También con los homosexuales hay que tomar en serio pastoralmente la ley del crecimiento y de la conversión gradual, sin olvidar la importancia que tiene en cualquier vida humana el creer en el amor que Dios nos tiene, que tanto ayuda a poder superar las sensaciones de soledad y tristeza. No se puede exaltar la amistad entre dos homosexuales que buscan su recíproca satisfacción genital; pero si uno de ellos pasa de la promiscuidad a la relación genital con una única persona, cabe reconocer en esta situación un progreso.
El homosexual tiene el deber moral, como todos, de luchar contra sus caídas sexuales, empleando para ello los medios y ayudas apropiados. Desde luego, el homosexual debe configurar su vida sexual del modo más personal posible, teniendo en cuenta las exigencias objetivas de la moral, pero también las situaciones y posibilidades concretas de cada individuo. Por supuesto, la simple relación sexual y la satisfacción impersonal deben ser rechazadas como inhumanas, siendo evidentemente menos malo la relación estable y fiel de pareja que la promiscua, pero permaneciendo la sublimación del afecto homosexual como meta e ideal.

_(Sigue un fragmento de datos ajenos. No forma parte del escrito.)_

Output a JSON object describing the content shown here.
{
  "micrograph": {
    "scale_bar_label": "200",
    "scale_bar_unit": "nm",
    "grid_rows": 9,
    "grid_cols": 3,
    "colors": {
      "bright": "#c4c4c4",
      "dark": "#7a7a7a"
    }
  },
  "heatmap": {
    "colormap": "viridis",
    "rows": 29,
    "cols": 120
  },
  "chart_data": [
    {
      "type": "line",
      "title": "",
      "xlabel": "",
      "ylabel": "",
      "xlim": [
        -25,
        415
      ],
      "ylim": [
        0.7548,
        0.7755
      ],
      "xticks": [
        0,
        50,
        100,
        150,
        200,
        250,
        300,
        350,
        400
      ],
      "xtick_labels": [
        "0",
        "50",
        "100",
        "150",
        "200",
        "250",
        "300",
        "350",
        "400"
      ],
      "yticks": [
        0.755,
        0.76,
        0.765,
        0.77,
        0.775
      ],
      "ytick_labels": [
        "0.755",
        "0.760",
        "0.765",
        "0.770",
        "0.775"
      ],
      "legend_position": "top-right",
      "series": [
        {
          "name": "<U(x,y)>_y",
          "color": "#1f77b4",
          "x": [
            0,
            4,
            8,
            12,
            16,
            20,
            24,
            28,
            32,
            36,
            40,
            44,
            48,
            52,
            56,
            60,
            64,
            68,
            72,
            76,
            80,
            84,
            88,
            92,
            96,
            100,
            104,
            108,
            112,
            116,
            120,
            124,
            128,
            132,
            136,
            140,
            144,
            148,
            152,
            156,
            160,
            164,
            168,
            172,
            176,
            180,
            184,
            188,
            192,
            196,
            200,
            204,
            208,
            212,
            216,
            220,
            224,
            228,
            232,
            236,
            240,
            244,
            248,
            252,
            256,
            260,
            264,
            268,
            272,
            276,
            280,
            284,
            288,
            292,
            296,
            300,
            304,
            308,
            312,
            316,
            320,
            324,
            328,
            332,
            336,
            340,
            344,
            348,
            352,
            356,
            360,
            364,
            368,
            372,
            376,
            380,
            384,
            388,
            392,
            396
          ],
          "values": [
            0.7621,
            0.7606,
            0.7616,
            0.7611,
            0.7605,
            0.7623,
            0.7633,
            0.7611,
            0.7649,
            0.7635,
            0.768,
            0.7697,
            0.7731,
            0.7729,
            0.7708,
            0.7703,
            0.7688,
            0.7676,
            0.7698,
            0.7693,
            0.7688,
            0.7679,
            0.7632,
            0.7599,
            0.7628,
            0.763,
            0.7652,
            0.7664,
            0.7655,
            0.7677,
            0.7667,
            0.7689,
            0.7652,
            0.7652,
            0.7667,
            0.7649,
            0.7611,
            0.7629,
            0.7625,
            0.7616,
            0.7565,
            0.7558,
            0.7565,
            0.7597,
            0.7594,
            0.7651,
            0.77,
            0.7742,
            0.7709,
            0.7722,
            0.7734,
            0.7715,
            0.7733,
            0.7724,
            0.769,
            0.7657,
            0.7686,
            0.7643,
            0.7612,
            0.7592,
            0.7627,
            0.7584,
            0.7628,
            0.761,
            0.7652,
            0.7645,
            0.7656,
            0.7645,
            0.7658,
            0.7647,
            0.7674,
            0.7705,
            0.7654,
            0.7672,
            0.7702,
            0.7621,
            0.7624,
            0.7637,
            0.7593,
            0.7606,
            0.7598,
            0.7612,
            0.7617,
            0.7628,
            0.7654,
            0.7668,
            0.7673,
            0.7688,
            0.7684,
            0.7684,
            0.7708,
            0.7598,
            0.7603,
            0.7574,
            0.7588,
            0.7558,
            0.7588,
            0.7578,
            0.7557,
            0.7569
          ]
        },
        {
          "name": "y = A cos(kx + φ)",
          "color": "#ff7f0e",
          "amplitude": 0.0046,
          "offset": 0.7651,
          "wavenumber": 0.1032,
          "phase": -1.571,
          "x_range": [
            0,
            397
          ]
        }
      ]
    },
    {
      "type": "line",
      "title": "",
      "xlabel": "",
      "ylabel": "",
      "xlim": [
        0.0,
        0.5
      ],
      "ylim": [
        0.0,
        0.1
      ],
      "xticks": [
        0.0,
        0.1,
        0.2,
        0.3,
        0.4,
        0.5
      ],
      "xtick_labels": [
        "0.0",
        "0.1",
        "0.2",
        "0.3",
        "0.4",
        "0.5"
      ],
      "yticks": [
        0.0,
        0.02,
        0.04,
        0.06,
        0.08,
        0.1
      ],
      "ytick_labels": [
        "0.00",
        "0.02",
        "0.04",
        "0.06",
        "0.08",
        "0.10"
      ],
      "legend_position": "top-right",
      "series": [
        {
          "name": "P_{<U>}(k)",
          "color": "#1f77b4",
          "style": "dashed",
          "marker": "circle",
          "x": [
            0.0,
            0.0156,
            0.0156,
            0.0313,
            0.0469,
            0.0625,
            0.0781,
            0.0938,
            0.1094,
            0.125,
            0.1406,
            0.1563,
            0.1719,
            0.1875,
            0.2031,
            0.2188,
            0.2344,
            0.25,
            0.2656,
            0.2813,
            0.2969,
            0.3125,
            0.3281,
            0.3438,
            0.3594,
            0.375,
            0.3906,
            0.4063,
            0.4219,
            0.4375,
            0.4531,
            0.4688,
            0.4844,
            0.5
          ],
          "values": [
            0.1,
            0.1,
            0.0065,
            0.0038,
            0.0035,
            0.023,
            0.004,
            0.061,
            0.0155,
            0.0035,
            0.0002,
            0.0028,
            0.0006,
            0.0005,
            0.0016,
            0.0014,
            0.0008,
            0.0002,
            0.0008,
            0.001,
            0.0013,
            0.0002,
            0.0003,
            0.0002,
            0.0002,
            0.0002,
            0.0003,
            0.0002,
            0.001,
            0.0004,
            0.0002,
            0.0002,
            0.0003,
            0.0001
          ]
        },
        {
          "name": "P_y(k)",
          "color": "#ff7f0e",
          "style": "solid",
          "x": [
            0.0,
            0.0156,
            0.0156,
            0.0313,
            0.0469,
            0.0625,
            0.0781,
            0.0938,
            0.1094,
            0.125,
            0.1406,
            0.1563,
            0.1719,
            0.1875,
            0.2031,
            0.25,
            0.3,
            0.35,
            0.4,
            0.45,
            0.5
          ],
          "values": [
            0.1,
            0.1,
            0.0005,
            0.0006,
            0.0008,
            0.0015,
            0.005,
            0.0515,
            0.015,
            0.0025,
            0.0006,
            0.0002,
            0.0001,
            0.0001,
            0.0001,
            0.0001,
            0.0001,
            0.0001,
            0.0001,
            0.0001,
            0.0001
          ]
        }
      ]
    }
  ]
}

“Al respecto es necesario volver a referirse a la sabia tradición moral de la Iglesia, la cual pone en guardia contra generalizaciones en el juicio de los casos particulares. De hecho en un caso determinado pueden haber existido en el pasado o pueden todavía subsistir circunstancias tales que reducen y hasta quitan la culpabilidad del individuo; otras circunstancias, por el contrario, pueden aumentarla. De todos modos se debe evitar la presunción infundada y humillante de que el comportamiento homosexual de las personas homosexuales está siempre y totalmente sujeto a coacción y por tanto sin culpa. En realidad también en las personas con tendencia homosexual se debe reconocer aquella libertad fundamental que caracteriza a la persona humana y le confiere su particular dignidad. Como en toda conversión del mal, gracias a esta libertad, el esfuerzo humano, iluminado y sostenido por la gracia de Dios, podrá permitirles evitar la actividad homosexual”(C. para la Doctrina de la Fe, Carta a los Obispos…, nº 11) .
Por supuesto que el control de la propia sexualidad es un deber de todos y cada uno, no existiendo ninguna razón convincente para negar a los homosexuales el que son personas libres y sujetos morales, tanto más cuanto que los estudios sociológicos revelan que la mayor parte de los homosexuales son personas socialmente integradas, no debiendo las dificultades empujar a la rendición, sino incitar a cumplir con el deber de autocontrol. De hecho, una de las características de la sexualidad humana es la capacidad que encierra de poder ser asumida sin el ejercicio de la genitalidad, y por ello muchos homosexuales, así como otros muchos heterosexuales, pueden vivir sin una expresión genital. Cristianamente, será necesario condenar con firmeza el pecado, pero juzgar con misericordia al pecador y recordar que el problema moral fundamental es el de orientar la vida hacia Dios en el servicio al prójimo.